Abstract

The upper part of the Sudbury Nickel Irruptive, referred to locally as the micropegmatite, is recognized as consisting of two distinctive rock types. One is granophyre-rich (the granophyric micropegmatite) and the other is rich in plagioclase (referred to as the plagioclase-rich rock). Field observations suggest that the granophyric micropegmatite intrudes and engulfs the plagioclase-rich rock. Modally the latter rock is distinguished from the former by its higher plagioclase and ferromagnesian mineral content; it resembles the upper part of the oxide-rich gabbro, a unit that immediately overlies the norite of the Irruptive.Augite of the plagioclase-rich rock is MgO-rich in comparison with that of the granophyric micropegmatite and has FeO:(FeO + MgO) atomic ratios similar to those in the oxide-rich gabbros and upper norite. Its CaO content, however, is higher than that in the norite and closer to that in the oxide-rich gabbro.
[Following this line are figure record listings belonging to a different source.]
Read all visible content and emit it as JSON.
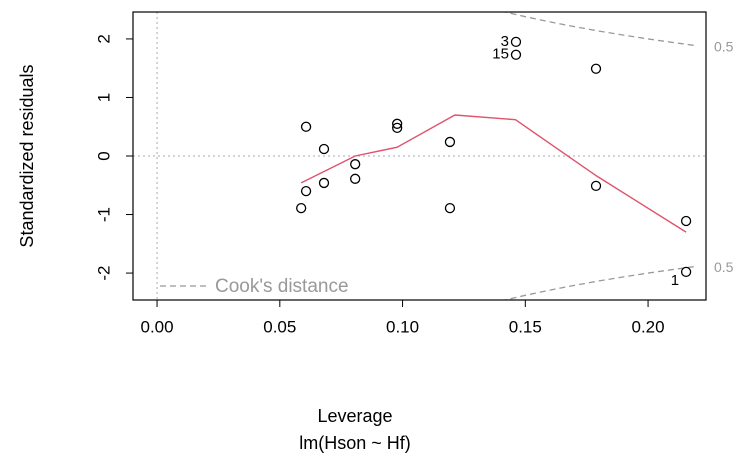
{
  "chart_data": {
    "type": "scatter",
    "x_label": "Leverage",
    "subtitle": "lm(Hson ~ Hf)",
    "y_label": "Standardized residuals",
    "x": [
      0.0587,
      0.0607,
      0.0607,
      0.068,
      0.068,
      0.0807,
      0.0807,
      0.0978,
      0.0978,
      0.1193,
      0.1193,
      0.1462,
      0.1462,
      0.1788,
      0.1788,
      0.2155,
      0.2155
    ],
    "values": [
      -0.89,
      -0.6,
      0.5,
      -0.46,
      0.12,
      -0.14,
      -0.39,
      0.55,
      0.48,
      0.24,
      -0.89,
      1.95,
      1.73,
      1.49,
      -0.51,
      -1.11,
      -1.98
    ],
    "point_labels": [
      null,
      null,
      null,
      null,
      null,
      null,
      null,
      null,
      null,
      null,
      null,
      "3",
      "15",
      null,
      null,
      null,
      "1"
    ],
    "color": "#000000",
    "smooth": {
      "color": "#df536b",
      "x": [
        0.0587,
        0.0807,
        0.0978,
        0.1213,
        0.146,
        0.179,
        0.2155
      ],
      "values": [
        -0.46,
        0,
        0.15,
        0.7,
        0.62,
        -0.34,
        -1.3
      ]
    },
    "cooks": {
      "name": "Cook's distance",
      "level_label": "0.5",
      "color": "#999999",
      "x": [
        0.14,
        0.15,
        0.16,
        0.17,
        0.18,
        0.19,
        0.2,
        0.21,
        0.22
      ],
      "upper": [
        2.478,
        2.38,
        2.291,
        2.21,
        2.134,
        2.065,
        2.0,
        1.94,
        1.883
      ],
      "lower": [
        -2.478,
        -2.38,
        -2.291,
        -2.21,
        -2.134,
        -2.065,
        -2.0,
        -1.94,
        -1.883
      ]
    },
    "xlim": [
      -0.0098,
      0.2236
    ],
    "ylim": [
      -2.46,
      2.46
    ],
    "xticks": [
      {
        "value": 0,
        "label": "0.00"
      },
      {
        "value": 0.05,
        "label": "0.05"
      },
      {
        "value": 0.1,
        "label": "0.10"
      },
      {
        "value": 0.15,
        "label": "0.15"
      },
      {
        "value": 0.2,
        "label": "0.20"
      }
    ],
    "yticks": [
      -2,
      -1,
      0,
      1,
      2
    ]
  }
}
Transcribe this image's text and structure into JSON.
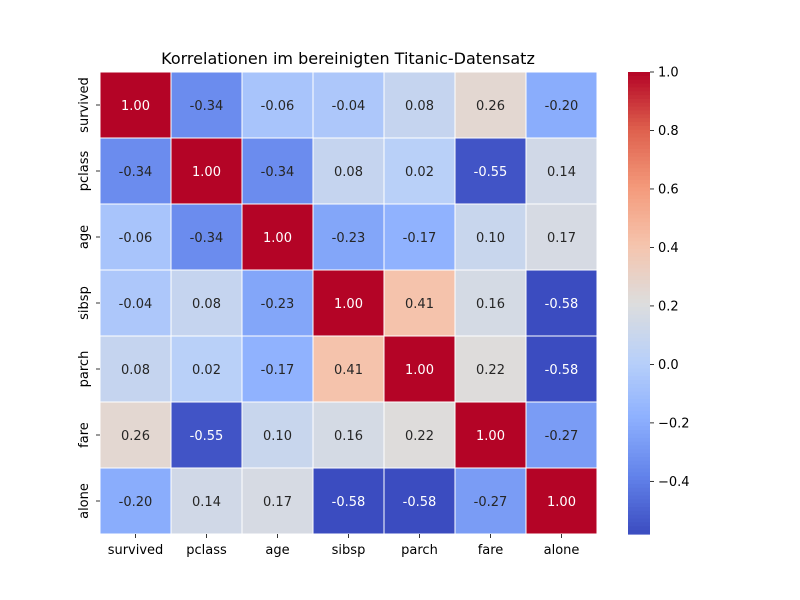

Whole rock chemical data indicate that the plagioclase-rich rock is similar to the upper part of the oxide-rich gabbro in the normative anorthite content of its plagioclase and in total Na 2 O, K 2 O, and CaO.It is concluded that the plagioclase-rich rock is a phase of the upper part of the oxide-rich gabbro which was split off from the remainder of this unit by a later injection of granophyric micropegmatite. This micropegmatite is thought to be an extreme differentiate of the Irruptive that collected at its top, toward the center of the structure.